I've always known that I worked in a tough school and I saw many a teacher leave our hallowed halls after a year or two (sometimes even just a day or two) but I knew that I would never leave because I usually don't lose my cool in the really stressful situations.
I am a touch old broad who can handle being called some not very nice names, and hey, the extra body weight is handy if one has to throw oneself amongst it when a fight brakes out. And I am sorry to say that the confiscation of a knife, screwdriver or sharpened object has become just another thing that happens either in the playground or the classroom.
So taking it all into consideration it really is hard for me to accept that six young people constantly at me in the classroom was the proverbial straw that broke this camel's back. Just like the dripping tap as in what we in our childhood called Chinese water torture.
I was being bullied in my own classroom.
It is hard to continually have to listen to, "I'm not doing that", "Why do we have to do this?", "Who's gonna make me?", "I can use my Ipod (mobile phone, camera) whenever I want to, you can't stop me", "my Mum's gonna come in here and bash you one if you don't watch out", "you keep looking at me like that I'll smash your f-----g face in" all of these and more were being constantly yelled at me in any one period. What to do?
Go on stress leave which isn't yet Stress Leave.
It seams to me that the government makes teachers go through a myriad of obstacles - ironically causing more stress - in order to verify a claim.
Try the stress of jumping through flaming hoops (weekly GP visits), running over a bed of glowing coals (weekly psychologist visits), weaving in and out between very large bandsaws (a three hour investigative appointment) or being chased by a large rolling boulder (a three hour psychiatric appointment) AND all this can take three months (using up sick leave, annual leave, long service leave and any other leave entitlements).
Then it is another three to four weeks before the department contacts one to say, "hello Ms
-----, your application for sick leave has been accepted." A SLIGHT PAUSE AS YOU PICK YOURSELF UP OFF THE FLOOR... and straight away into, "when shall we begin to look at the process of placing you back into the classroom?"
Apparently there is no recovery time, you had your stress leave whilst you were attempting to outrun all of the obstacles detailed above.

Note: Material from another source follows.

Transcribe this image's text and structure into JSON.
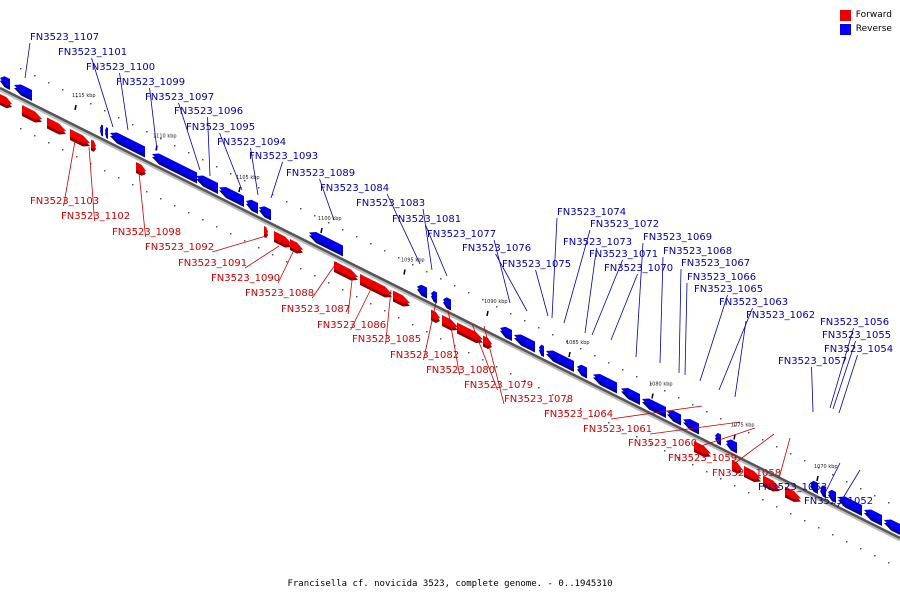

As one colleague stated, "so they f-----g stress you out as you, just to make sure that you are on
f-----g Stress Leave."
That pretty much says it all really...
I wrote the above article in one of the days that I didn't have an appointment, but I thought I probably should have had one. Sounds strange but in writing this I found that I got a clearer picture of what is going on in my head. Between this article and the narrative of my life and times at KSHS/GC I'm beginning to think that the writing is helping. Perhaps in the future I'll not go to as many appointments as I have in the past.